Cocoa prices were undercut at the start of the week after the latest monthly report from the International Cocoa Organization (ICCO) revealed that cumulative volumes of arrivals of cocoa beans in Cote d’Ivoire at the beginning of this month were reported at 348,000 tonnes, down by 23% year-on-year compared to 452,000 tonnes recorded during the corresponding period of the previous season.
Barchart.com reported that last Friday's (18 November 2022) weekly Commitment of Traders (COT) report showed funds boosted their net-long London cocoa positions by 1,027 to a 3-year high of 74,561 long positions in the week ended Nov 15. For NY cocoa, the COT report showed that funds flipped to a 6-month high net-long position of 4,865 in the week ended 15 November.
In a bullish factor, Ghana reported on 27 July that its 2021/22 cocoa crop fell by -35% y/y to 685,000 MT, the smallest crop in 12 years, due to drought and swollen shoot virus. Ghana is the world's second-largest cocoa producer.
Cocoa prices have also been affected by reports that the rainy season recently caused an outbreak of black pod disease in some West African growing areas. In addition, cocoa farmers continue to struggle with the lack of fertilizer and pesticides. The war in Ukraine has limited Russian exports of potash and other fertilizers worldwide.
A further reduction in cocoa yields is expected should torrential rainfall persist, as soil nutrients will be washed away. And, this will further exacerbate the current problem associated with increasing fertilizer prices.
In neighbouring Ghana, while no fresh data were available on the level of volumes of graded and sealed cocoa beans for the 2022/23 season, the situation is being closely monitored as the country recorded a drastic cut in production compared to last season, due in part to the devastating effect of the Cocoa Swollen Shoot Virus Disease (CSSVD), illegal mining on cocoa farms and reduced use of fertilizer due to the high prices, the ICCO reported.
Traders are also keeping a close eye on a strike by dock workers in the Cote d’Ivoire’s port of San Pedro, which could spread to other ports, thus reducing global cocoa supplies. The strike has already disrupted the transportation of cocoa supplies from farms to ports in Cote d’Ivoire.
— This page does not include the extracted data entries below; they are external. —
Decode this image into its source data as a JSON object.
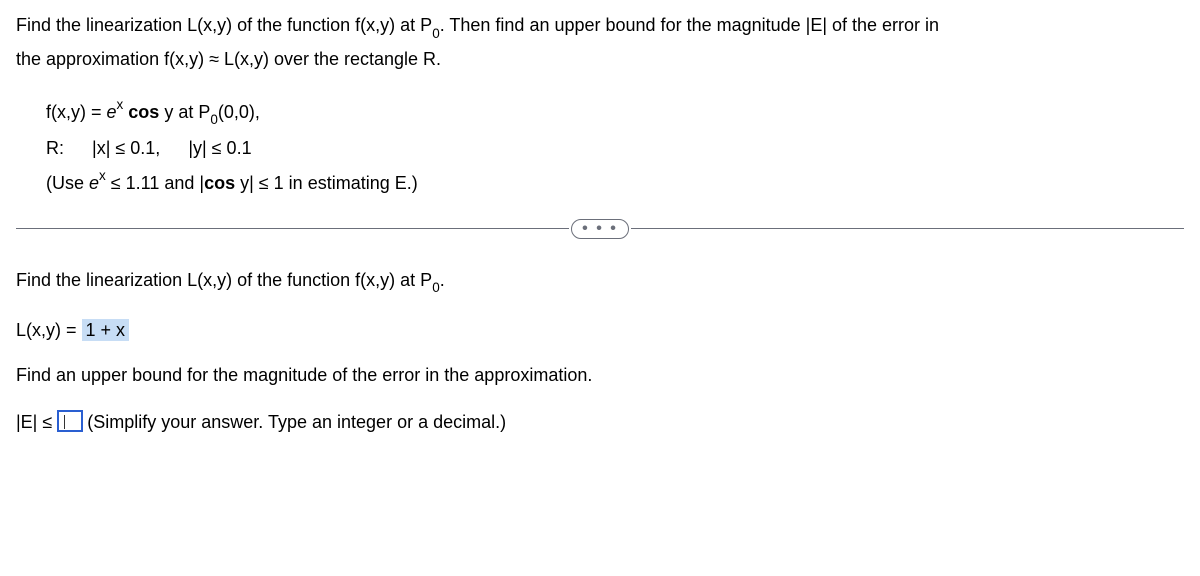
{
  "intro": {
    "line1_a": "Find the linearization L(x,y) of the function f(x,y) at P",
    "line1_sub": "0",
    "line1_b": ". Then find an upper bound for the magnitude |E| of the error in",
    "line2": "the approximation f(x,y) ≈ L(x,y) over the rectangle R."
  },
  "problem": {
    "fn_a": "f(x,y) = ",
    "fn_e": "e",
    "fn_exp": "x",
    "fn_cos": " cos",
    "fn_b": " y at P",
    "fn_sub": "0",
    "fn_c": "(0,0),",
    "r_label": "R:",
    "r_a": "|x| ≤ 0.1,",
    "r_b": "|y| ≤ 0.1",
    "use_a": "(Use ",
    "use_e": "e",
    "use_exp": "x",
    "use_b": " ≤ 1.11 and |",
    "use_cos": "cos",
    "use_c": " y| ≤ 1 in estimating E.)"
  },
  "dots": "• • •",
  "q1": {
    "text_a": "Find the linearization L(x,y) of the function f(x,y) at P",
    "sub": "0",
    "text_b": "."
  },
  "a1": {
    "lhs": "L(x,y) = ",
    "val": "1 + x"
  },
  "q2": {
    "text": "Find an upper bound for the magnitude of the error in the approximation."
  },
  "a2": {
    "lhs": "|E| ≤ ",
    "help": "(Simplify your answer. Type an integer or a decimal.)"
  }
}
Another risk to global cocoa supplies, barchart.com reports, is the standoff between the Cote d’Ivoire cocoa regulator and the world's major cocoa buyers after a government-imposed premium made Côte d’Ivoire’s cocoa supplies less competitive in the global market, which resulted in fewer forward-sales contracts. As a result, the Cote d’Ivoire regulator has threatened to prevent traders from buying cocoa from farmers if if those forward sales don't resume.
Smaller cocoa supplies from Nigeria are bullish for prices after a 28 Octber report showed Nigeria's September cocoa exports fell -16% y/y to 11,094 MT due to excessive rain. Nigeria is the world's fifth-largest cocoa bean producer.
Following the recovery in grindings in 2021-22 on the back of the economic recovery from the COVID 19 pandemic, mixed results have been posted by members of the European Cocoa Association (ECA), Cocoa Association of Asia (CAA) and National Confectionery Association (NCA) – who held about 56% of the world share of grindings in 2021-22.
For the 2021-22 cocoa season, cocoa processing activities increased year-on-year in Europe and Southeast Asia, whereas they dropped in North America. On a crop year basis, the ECA posted data indicating that cumulative grindings in Europe during 2021-22 increased year-on-year by 2.68% from 1,434,631 tonnes to 1,473,084 tonnes, while the CAA published data showing a 4.79% increase from 863,239 tonnes to 904,597 tonnes.
However, total grindings in North America witnessed a year-on-year decline of 3.44% from 483,078 tonnes to 466,451 tonnes according to the total quarterly statistics published by the NCA.
The ICCO said that the latest mixed grindings data suggest that cocoa demand at the start of the 2022-23 season remains uncertain due to the current global macroeconomic narrative on high inflation, interest rates, slow growth and concerns about energy price increases.